Creating signed and customized backdoored macOS applications by abusing Apple Developer tools

This post will show you the steps necessary to embed an Empire payload within a trusted PKG installer, using Apple’s own Developer Tools to help accomplish the task and bypass GateKeeper!

Often during a red team engagement, you might find yourself needing to create a viable working installer to accompany a spear phish, that not only emulates real software but installs a valid, working application to avoid suspicion.

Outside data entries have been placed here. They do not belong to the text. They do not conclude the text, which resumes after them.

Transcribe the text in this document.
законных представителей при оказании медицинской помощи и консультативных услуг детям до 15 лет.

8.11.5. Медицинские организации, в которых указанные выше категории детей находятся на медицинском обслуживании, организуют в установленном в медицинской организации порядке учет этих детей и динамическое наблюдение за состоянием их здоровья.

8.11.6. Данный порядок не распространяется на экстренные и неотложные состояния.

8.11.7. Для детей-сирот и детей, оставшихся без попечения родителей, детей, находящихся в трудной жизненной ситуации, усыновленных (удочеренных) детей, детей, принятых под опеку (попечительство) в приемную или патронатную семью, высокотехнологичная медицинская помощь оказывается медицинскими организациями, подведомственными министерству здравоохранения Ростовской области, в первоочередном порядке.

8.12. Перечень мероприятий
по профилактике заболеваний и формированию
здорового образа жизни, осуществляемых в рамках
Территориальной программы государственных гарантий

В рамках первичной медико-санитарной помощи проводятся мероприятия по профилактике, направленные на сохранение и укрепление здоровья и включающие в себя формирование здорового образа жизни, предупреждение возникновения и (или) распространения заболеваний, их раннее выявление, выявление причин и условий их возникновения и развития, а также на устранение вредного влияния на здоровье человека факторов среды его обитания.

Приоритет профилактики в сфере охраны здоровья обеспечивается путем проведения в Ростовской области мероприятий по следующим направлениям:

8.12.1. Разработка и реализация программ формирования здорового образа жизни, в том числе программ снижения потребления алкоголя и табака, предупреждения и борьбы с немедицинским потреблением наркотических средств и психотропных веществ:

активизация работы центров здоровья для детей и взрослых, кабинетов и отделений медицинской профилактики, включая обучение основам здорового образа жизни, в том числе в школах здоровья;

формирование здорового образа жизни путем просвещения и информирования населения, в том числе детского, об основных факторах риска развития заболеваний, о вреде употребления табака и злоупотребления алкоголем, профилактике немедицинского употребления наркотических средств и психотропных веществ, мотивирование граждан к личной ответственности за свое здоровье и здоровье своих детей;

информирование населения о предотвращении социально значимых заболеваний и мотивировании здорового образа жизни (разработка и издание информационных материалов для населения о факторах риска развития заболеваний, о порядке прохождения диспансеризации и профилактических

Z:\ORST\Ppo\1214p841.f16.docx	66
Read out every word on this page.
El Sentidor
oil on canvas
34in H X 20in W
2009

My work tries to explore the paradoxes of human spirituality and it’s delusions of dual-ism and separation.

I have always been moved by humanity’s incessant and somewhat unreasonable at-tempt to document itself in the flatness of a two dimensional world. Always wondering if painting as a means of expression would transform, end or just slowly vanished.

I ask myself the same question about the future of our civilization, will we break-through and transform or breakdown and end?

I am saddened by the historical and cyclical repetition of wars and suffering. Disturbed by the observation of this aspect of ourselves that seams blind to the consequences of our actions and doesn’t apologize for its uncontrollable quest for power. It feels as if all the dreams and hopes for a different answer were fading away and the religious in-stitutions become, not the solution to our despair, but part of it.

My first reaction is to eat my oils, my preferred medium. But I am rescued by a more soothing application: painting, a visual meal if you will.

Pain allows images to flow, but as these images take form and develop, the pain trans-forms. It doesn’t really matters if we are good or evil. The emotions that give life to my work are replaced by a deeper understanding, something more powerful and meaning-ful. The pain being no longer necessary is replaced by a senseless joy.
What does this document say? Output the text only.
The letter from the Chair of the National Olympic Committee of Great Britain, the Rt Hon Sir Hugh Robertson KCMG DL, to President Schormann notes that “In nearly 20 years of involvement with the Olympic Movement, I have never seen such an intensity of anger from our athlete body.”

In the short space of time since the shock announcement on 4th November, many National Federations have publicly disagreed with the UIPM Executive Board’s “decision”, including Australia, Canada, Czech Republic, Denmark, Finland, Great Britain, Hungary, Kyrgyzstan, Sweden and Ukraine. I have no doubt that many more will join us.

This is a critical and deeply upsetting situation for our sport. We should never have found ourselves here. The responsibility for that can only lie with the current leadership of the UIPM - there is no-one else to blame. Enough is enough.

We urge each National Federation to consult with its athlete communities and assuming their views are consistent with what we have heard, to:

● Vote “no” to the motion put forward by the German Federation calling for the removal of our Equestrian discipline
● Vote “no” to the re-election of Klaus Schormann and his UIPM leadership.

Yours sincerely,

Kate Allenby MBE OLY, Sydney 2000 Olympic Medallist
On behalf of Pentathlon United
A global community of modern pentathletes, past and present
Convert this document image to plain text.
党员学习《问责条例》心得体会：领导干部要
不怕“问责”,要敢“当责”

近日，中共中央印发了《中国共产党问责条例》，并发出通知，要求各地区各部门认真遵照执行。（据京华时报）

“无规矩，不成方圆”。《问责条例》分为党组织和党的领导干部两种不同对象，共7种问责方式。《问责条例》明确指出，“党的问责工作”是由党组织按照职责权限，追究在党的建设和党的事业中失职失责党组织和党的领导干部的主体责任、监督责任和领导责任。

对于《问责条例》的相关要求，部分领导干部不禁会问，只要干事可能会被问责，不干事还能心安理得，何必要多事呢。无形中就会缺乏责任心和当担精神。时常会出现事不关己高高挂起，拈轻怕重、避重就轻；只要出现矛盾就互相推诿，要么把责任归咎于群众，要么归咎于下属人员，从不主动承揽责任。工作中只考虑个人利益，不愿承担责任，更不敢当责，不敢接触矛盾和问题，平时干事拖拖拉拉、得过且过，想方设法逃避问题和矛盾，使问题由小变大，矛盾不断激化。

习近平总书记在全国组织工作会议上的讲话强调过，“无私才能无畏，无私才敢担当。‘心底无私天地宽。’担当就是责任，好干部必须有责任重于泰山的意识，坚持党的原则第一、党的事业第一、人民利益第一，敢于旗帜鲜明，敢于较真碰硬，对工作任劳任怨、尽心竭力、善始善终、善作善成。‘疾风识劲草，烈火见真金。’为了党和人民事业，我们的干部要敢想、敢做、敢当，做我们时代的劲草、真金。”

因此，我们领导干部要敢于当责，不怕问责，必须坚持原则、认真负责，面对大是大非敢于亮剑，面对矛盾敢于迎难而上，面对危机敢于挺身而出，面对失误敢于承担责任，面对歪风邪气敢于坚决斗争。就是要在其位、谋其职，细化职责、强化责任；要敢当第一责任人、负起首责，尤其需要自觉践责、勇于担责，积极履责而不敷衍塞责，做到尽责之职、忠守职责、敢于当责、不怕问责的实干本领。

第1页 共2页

Understanding Development Certificates

The macOS Developer ID installer works for signing Pkg files to help bypass Gatekeeper in itself. Theoretically to get by Gatekeeper all you need is a working Pkg file that is signed properly. Working via the command line is cumbersome and finding the right certificate can be troublesome and time intensive. The blue highlighted text above illustrates the correct macOS “Developer ID Installer” certificate to use when signing your backdoored application.

Third party developer certificate information is not made clearly visible.


The excerpt below explains the PKG installer structure and how to create a payload with Empire below:

Pkg files are OSX installation packages that can be used to deploy new applications or updates. An excellent overview of the package directory structure can be seen here. Of the three package file structures, a flat package with install files is best format to serve our malicious purpose. The contents of a PKG installer consists of the Payload, Scripts, Bom (Bill-Of-Materials), and PkgInfo file. The payload file is a cpio compressed file consisting of the files/application you wish to copy to the file system. The scripts file is also a cpio compressed file comprised of either a pre-install or post-install bash script. Pre-install scripts are executed at the start of the installation process. While post-install scripts are executed at the end of the installation process. The Bom file details the contents of the package. To weaponize this, we would ideally want to use an Empire application bundle as the payload and have the post-install script execute the application. However, we can mix it up by storing the Empire launcher in the post-install script and use the application as a decoy. There is a great guide available here for creating a package installers for OSX on Linux. This entire process is now automated in Empire! Let’s briefly review the stager options:

Abusing PackageMaker to backdoor applications

PackageMaker has functionality that allows a “trusted” Apple developer to combine two PKG installers into one file, or combine an .app and a Pkg installer file into a unified, signed Mac OS Pkg. We can add our Payload, refine the look and feel of the installer itself, and do most of the heavy lifting with a nice GUI.

The example below is for demonstration purposes only. We’re going to unpack a legitimate 1Password Pkg installer we downloaded, and backdoor the installer as shown below with an Empire Payload.

# pkgutil --expand 1Password-7.0.4.pkg 1Password-expanded/
# pushd 1Password-expanded/
# ls
Bom PackageInfo Payload Scripts
# tar xvf Payload |cpio -id# -- snip --x ./1Password
x ./1Password
x ./1Password
x ./1Password
x ./1Password
x ./1Password
x ./1Password
x ./1Password
x ./1Password
x ./1Password
x ./1Password
-- snip --# ls
1Password Bom PackageInfo Payload Scripts
PackageMaker allows you to easily select the Developer ID Installer certificate

We can now take our 1Password .app file and our .pkg Empire payload and merge them with PackageMaker, creating our backdoored 1Password installer that bypasses GateKeeper and executes our Payload and installs 1Password.

For demonstration purposes I did not hide the Payload
You have the option to hide the Package Name in PackageMaker
Apple Inc.

By using a valid developer certificate, creating a package with Empire and signing the Payload with PackageMaker we can bypass Gatekeeper, and pop a shell without arising suspicion with relative ease. The Next steps are persistence and post-exploitation. Happy hacking!


Don’t allow execution of third party developer programs on your Mac in corporate environments, and always follow best security practices when executed anything downloaded from the Internet. Programs like TaskExplorer can help ensure that all software installed is legitimate.
Make sure you’re very careful when you execute an app from “identified developers”

Future Work:

As shown above it’s possible to abuse the third party developer certificate mechanism itself, making the faux application appear as Apple themselves not a legitimate developer. Combing these two attack vectors would make a Pkg file indistinguishable from a legitimate Apple Pkg installer.